Things work smoothest if all targets downstream of dynamic targets are also dynamic. Another map()
call is useful, even if there is only one sub-target.
library(drake)
library(dplyr)
#>
#> Attaching package: 'dplyr'
#> The following objects are masked from 'package:stats':
#>
#> filter, lag
#> The following objects are masked from 'package:base':
#>
#> intersect, setdiff, setequal, union
compute_max_x <- function(df) {
mutate(df, max_x = max(x))
}
df <- tibble(
g = rep(c("a", "b", "c"), length.out = 10),
x = runif(10)
)
plan <- drake_plan(
group = df$g,
df_group_max_splits = target(
compute_max_x(df),
dynamic = combine(df, .by = group)
),
df_group_max_combined_list = target(
bind_rows(df_group_max_splits),
dynamic = combine(df_group_max_splits)
),
df_overall_max = target(
compute_max_x(df_group_max_combined_list),
dynamic = map(df_group_max_combined_list)
)
)
make(plan)
#> target group
#> dynamic df_group_max_splits
#> subtarget df_group_max_splits_5319b5d3
#> subtarget df_group_max_splits_7f723e65
#> subtarget df_group_max_splits_2e487914
#> aggregate df_group_max_splits
#> dynamic df_group_max_combined_list
#> subtarget df_group_max_combined_list_a98b3360
#> aggregate df_group_max_combined_list
#> dynamic df_overall_max
#> subtarget df_overall_max_5077f7a9
#> aggregate df_overall_max
readd(df_group_max_combined_list)
#> [[1]]
#> # A tibble: 10 x 3
#> g x max_x
#> <chr> <dbl> <dbl>
#> 1 a 0.617 0.617
#> 2 a 0.0521 0.617
#> 3 a 0.381 0.617
#> 4 a 0.566 0.617
#> 5 b 0.382 0.725
#> 6 b 0.399 0.725
#> 7 b 0.725 0.725
#> 8 c 0.600 0.600
#> 9 c 0.114 0.600
#> 10 c 0.375 0.600
readd(df_overall_max)
#> [[1]]
#> # A tibble: 10 x 3
#> g x max_x
#> <chr> <dbl> <dbl>
#> 1 a 0.617 0.725
#> 2 a 0.0521 0.725
#> 3 a 0.381 0.725
#> 4 a 0.566 0.725
#> 5 b 0.382 0.725
#> 6 b 0.399 0.725
#> 7 b 0.725 0.725
#> 8 c 0.600 0.725
#> 9 c 0.114 0.725
#> 10 c 0.375 0.725
Created on 2019-11-13 by the reprex package (v0.3.0)
Alternatively, readd()
pulls dynamic sub-targets back into the land of static branching.
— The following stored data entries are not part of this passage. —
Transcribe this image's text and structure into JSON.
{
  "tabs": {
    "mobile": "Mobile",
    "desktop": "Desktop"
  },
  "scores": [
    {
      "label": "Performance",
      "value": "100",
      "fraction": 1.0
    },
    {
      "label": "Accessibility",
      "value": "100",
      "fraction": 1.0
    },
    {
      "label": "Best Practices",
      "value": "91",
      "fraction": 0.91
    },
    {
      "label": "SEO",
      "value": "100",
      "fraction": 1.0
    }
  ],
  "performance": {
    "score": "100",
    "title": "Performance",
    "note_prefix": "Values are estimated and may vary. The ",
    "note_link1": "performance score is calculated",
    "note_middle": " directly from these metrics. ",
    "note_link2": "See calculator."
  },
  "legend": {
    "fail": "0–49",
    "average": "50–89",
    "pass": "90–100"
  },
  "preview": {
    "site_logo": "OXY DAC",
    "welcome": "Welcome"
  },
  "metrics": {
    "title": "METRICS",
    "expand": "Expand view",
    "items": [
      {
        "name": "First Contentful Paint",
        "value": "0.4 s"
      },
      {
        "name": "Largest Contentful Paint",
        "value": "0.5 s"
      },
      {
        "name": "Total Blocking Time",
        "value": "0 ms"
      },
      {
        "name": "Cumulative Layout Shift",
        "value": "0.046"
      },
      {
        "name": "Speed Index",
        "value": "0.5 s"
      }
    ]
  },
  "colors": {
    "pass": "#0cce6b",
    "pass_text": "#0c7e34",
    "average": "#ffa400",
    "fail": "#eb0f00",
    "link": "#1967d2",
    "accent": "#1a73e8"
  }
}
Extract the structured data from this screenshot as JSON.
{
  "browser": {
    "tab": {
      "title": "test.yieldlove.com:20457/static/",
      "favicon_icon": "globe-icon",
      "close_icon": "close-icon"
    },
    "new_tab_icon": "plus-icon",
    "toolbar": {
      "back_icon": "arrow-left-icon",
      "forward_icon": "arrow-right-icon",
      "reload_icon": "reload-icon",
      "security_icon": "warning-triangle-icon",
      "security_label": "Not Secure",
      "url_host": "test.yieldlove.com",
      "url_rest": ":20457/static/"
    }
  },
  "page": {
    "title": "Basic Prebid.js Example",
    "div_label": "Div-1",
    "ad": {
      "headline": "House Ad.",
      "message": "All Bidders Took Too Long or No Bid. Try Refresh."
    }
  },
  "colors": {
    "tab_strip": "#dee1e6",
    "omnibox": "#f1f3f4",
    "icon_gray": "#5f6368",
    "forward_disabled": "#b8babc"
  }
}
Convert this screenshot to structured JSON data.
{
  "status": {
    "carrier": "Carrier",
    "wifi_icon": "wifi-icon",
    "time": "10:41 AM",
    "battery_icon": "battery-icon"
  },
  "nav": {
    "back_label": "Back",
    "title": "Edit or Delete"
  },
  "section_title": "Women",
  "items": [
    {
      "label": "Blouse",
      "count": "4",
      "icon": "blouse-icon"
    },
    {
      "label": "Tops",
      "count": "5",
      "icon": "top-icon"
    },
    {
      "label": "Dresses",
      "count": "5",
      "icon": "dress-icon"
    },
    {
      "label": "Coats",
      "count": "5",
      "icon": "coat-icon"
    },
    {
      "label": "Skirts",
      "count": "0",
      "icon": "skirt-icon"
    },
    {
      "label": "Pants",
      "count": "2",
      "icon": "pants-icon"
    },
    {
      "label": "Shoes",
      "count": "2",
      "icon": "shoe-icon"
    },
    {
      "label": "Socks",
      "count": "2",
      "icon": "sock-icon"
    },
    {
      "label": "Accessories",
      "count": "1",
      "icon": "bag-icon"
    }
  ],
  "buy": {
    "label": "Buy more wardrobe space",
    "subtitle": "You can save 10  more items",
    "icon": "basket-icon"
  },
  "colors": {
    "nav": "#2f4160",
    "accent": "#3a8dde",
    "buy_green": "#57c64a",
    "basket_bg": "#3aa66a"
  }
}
The new subtargets
argument is useful if you do not want to load them all.
library(drake)
library(dplyr)
#>
#> Attaching package: 'dplyr'
#> The following objects are masked from 'package:stats':
#>
#> filter, lag
#> The following objects are masked from 'package:base':
#>
#> intersect, setdiff, setequal, union
compute_max_x <- function(df) {
mutate(df, max_x = max(x))
}
df <- tibble(
g = rep(c("a", "b", "c"), length.out = 10),
x = runif(10)
)
plan <- drake_plan(
group = df$g,
df_group_max_splits = target(
compute_max_x(df),
dynamic = combine(df, .by = group)
),
df_group_max_combined_list = target(
bind_rows(df_group_max_splits),
dynamic = combine(df_group_max_splits)
),
df_overall_max = compute_max_x(readd(df_group_max_combined_list)[[1]])
)
make(plan)
#> target group
#> dynamic df_group_max_splits
#> subtarget df_group_max_splits_d7fb6b4e
#> subtarget df_group_max_splits_d7b62986
#> subtarget df_group_max_splits_30627286
#> aggregate df_group_max_splits
#> dynamic df_group_max_combined_list
#> subtarget df_group_max_combined_list_ecff515c
#> aggregate df_group_max_combined_list
#> target df_overall_max
readd(df_group_max_combined_list)
#> [[1]]
#> # A tibble: 10 x 3
#> g x max_x
#> <chr> <dbl> <dbl>
#> 1 a 0.567 0.629
#> 2 a 0.563 0.629
#> 3 a 0.629 0.629
#> 4 a 0.254 0.629
#> 5 b 0.653 0.846
#> 6 b 0.846 0.846
#> 7 b 0.282 0.846
#> 8 c 0.429 0.971
#> 9 c 0.971 0.971
#> 10 c 0.433 0.971
readd(df_overall_max)
#> # A tibble: 10 x 3
#> g x max_x
#> <chr> <dbl> <dbl>
#> 1 a 0.567 0.971
#> 2 a 0.563 0.971
#> 3 a 0.629 0.971
#> 4 a 0.254 0.971
#> 5 b 0.653 0.971
#> 6 b 0.846 0.971
#> 7 b 0.282 0.971
#> 8 c 0.429 0.971
#> 9 c 0.971 0.971
#> 10 c 0.433 0.971
Created on 2019-11-13 by the reprex package (v0.3.0)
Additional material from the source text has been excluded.